• The Dispute Over TiVo Technology Which Aims To Increase Digital TV Consumers' Viewing Options, While Still Preventing Piracy
  • September 23, 2004 | Authors: Jonathan M. Eisenberg; Matthew L. Eanet
  • Law Firm: Manatt, Phelps & Phillips, LLP - Los Angeles Office
  • High-quality digital television broadcasting ("DTV") is a technological reality. However, the transition from analog TV broadcasting to DTV has been slowed by major broadcasters' fears that their digital broadcasts can and will be widely redistributed for free among consumers on the Internet, such that broadcasters will have difficulty making this technology work economically.

    Addressing this issue, last year, the Federal Communications Commission (the "FCC") required makers of digital TV receivers, by July 1, 2005, to have their devices recognize and respond to a digitized "broadcast flag," which broadcasters can embed in their broadcast signals for the purpose of preventing them from being distributed in digital form beyond the devices that were specifically designated to receive them. It is presumed that if broadcasters have such technological access controls, they will invest in and implement DTV more quickly. (Of course, the success of the broadcast flag likely will depend on its resistance to computer hackers' efforts to circumvent the technology.)

    FCC Chairman Michael K. Powell and many companies in the entertainment industry have argued that the broadcast flag is necessary to preserve free television broadcasts for millions of consumers, given that piracy has become so easy to perpetrate, stealing money and control from "content" companies. On the contrary, many high-tech product manufacturers have complained that the broadcast flag represents burdensome government regulation that hinders technological innovation in the consumer electronics industry. Consumer and "fair use" advocates also have argued that the FCC has exceeded its mandate in implementing the broadcast flag regulations, to the detriment of consumers' enjoyment of digital audiovisual content. Indeed, some of these groups are presently challenging the FCC regulations through litigation pending before the U.S. Court of Appeals for the District of Columbia Circuit.

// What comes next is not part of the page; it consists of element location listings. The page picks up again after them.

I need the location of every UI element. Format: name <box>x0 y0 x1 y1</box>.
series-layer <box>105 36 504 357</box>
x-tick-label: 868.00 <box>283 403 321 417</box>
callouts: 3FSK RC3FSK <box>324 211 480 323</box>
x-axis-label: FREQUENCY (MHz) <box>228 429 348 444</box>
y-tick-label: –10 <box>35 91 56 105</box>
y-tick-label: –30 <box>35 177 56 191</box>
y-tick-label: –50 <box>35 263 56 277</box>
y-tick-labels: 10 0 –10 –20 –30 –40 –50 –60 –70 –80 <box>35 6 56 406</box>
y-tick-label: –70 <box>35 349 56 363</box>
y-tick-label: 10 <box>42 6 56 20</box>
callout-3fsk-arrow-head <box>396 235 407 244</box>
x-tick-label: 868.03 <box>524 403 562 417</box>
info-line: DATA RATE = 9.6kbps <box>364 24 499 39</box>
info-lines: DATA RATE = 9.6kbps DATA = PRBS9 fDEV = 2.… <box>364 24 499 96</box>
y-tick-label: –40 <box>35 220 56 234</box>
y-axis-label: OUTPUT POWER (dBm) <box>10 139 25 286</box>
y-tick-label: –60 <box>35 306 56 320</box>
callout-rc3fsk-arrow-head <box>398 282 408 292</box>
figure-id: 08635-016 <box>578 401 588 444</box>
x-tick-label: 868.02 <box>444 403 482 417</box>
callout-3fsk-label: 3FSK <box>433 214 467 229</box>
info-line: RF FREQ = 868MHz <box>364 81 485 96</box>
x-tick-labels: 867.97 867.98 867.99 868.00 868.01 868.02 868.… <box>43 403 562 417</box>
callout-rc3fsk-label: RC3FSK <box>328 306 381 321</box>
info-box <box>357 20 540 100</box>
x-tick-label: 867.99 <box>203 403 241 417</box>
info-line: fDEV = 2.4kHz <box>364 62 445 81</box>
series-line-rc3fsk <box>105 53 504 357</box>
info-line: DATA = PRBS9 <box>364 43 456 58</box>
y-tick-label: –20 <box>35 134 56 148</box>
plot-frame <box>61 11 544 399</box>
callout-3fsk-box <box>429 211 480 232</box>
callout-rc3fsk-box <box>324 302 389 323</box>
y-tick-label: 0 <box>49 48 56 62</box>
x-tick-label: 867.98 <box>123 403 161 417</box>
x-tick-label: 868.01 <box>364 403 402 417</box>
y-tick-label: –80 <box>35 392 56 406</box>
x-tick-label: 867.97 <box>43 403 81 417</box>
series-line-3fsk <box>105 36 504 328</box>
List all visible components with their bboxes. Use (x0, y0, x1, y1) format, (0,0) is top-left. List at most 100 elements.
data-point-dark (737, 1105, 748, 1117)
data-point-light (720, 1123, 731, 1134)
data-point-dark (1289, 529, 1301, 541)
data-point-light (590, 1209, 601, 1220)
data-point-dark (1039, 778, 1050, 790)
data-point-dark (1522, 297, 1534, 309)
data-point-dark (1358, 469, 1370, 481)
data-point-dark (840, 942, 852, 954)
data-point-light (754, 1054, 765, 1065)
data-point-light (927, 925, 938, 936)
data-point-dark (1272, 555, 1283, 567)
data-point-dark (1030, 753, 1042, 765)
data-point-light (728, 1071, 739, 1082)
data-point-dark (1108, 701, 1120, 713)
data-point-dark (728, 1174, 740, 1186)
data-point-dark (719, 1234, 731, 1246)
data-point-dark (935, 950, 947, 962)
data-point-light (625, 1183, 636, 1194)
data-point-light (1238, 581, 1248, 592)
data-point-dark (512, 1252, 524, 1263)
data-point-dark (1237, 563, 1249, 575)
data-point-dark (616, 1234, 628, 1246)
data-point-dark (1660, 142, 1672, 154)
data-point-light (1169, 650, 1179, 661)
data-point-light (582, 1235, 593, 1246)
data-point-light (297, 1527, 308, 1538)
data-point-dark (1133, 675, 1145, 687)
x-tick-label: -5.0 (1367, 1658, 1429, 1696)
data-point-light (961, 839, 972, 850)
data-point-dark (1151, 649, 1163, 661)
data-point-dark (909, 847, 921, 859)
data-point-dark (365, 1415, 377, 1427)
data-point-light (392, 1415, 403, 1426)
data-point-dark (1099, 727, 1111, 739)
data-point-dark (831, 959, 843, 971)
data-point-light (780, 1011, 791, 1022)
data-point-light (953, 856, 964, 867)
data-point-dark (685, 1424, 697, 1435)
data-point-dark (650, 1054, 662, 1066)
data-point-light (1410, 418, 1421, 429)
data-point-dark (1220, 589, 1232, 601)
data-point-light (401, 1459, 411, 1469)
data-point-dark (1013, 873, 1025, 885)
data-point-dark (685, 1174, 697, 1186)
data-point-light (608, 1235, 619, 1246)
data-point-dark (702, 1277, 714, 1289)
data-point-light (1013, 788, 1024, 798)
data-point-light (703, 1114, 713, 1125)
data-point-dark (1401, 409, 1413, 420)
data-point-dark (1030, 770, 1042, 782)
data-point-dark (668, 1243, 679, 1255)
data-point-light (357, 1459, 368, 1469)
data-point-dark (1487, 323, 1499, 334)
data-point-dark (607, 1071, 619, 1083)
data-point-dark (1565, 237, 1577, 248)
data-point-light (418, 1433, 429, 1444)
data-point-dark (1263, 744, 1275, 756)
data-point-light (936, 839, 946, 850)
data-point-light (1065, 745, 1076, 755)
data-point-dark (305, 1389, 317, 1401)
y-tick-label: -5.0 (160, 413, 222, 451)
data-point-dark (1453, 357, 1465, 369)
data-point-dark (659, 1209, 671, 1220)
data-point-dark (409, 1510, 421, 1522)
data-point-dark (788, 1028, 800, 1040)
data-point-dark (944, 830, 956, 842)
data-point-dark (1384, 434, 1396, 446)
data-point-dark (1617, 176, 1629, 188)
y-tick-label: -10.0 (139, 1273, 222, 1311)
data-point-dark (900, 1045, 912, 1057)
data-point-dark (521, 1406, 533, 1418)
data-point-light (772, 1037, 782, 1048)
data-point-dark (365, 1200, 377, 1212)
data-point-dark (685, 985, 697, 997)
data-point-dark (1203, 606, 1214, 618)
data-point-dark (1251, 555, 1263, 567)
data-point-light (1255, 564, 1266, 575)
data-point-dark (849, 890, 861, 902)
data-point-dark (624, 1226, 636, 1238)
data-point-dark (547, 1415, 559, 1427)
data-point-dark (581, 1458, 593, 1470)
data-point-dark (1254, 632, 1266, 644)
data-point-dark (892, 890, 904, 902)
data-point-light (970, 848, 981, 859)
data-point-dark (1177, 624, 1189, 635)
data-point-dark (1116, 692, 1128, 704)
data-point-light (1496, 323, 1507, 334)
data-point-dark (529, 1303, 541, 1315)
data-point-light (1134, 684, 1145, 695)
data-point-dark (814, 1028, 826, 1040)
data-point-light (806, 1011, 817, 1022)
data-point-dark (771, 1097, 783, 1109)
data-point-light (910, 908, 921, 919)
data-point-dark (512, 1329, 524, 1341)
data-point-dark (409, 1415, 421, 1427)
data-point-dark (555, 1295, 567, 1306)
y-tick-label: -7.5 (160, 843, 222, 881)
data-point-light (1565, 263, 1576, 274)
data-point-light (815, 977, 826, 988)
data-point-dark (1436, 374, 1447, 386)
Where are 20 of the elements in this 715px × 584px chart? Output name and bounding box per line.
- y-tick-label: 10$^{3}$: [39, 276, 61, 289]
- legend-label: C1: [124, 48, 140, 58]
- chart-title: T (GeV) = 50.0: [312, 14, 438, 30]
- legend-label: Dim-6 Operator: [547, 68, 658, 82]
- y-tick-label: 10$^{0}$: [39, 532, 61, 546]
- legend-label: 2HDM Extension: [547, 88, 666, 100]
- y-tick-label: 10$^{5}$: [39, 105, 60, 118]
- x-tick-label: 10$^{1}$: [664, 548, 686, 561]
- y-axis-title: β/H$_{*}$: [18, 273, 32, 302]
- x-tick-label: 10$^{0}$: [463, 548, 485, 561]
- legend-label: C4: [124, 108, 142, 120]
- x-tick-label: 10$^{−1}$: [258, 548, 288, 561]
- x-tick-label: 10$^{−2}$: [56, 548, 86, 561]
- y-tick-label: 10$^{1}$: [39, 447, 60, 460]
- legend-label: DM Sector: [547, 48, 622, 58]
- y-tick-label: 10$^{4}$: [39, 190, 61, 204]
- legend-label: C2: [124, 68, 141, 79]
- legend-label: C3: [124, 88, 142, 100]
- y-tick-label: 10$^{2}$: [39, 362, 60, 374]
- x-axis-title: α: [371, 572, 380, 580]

    Against the backdrop of the broad debate over the broadcast flag, TiVo Inc., maker of a popular digital video recorder, has developed "digital output protection" technology, called TiVoGuard, which is designed to permit each participating TiVo user to make limited redistribution of digital broadcasts without the express consent of the owners of the content. Specifically, the redistribution is limited to 10 TiVo devices (e.g., TiVo digital video recorders or specially-equipped "TiVoToGo" computers) owned by the same person and associated with the same TiVo customer account. The idea is to allow TiVo customers to view movies and programs "on the go," in various physical locations, while still protecting against the mass unauthorized redistribution of digital content over the Internet. TiVo's technology, if accepted, may reflect an emerging, compromise position in the dispute over redistribution of DTV content and other digital content.

    However, organizations such as the Motion Picture Association of America (the "MPAA") and the National Football League (the "NFL") have contended that TiVo's new technology, as currently configured, will not be sufficient to stop piracy. Moreover, this technology will inhibit content owners in managing their broadcasts. For example, if the NFL wants to impose geographically-based blackouts of certain football game broadcasts, TiVo users will be able to defeat this goal by transmitting broadcasts into the blacked-out geographical area so long as the receiving entity is TiVo-approved.

    Recently, the FCC certified TiVo's technology as complying with the broadcast flag regulations, clearing the way for a rollout of TiVoGuard and TiVoToGo. (At the same time, the FCC approved other companies' technologies that use "proximity controls" to ensure that a DTV transmission is shared only within a confined physical space, such as the approved receiver's home.) The MPAA has petitioned the FCC to reconsider its authorization of the TiVoGuard technology absent sufficient proximity controls.

    It remains to be seen whether the FCC will grant the MPAA petition. If not, the MPAA may seek review in federal court. One FCC commissioner also has noted that the certification can be revoked later if, in practice, TiVo's technology does prove to increase piracy of copyrighted content.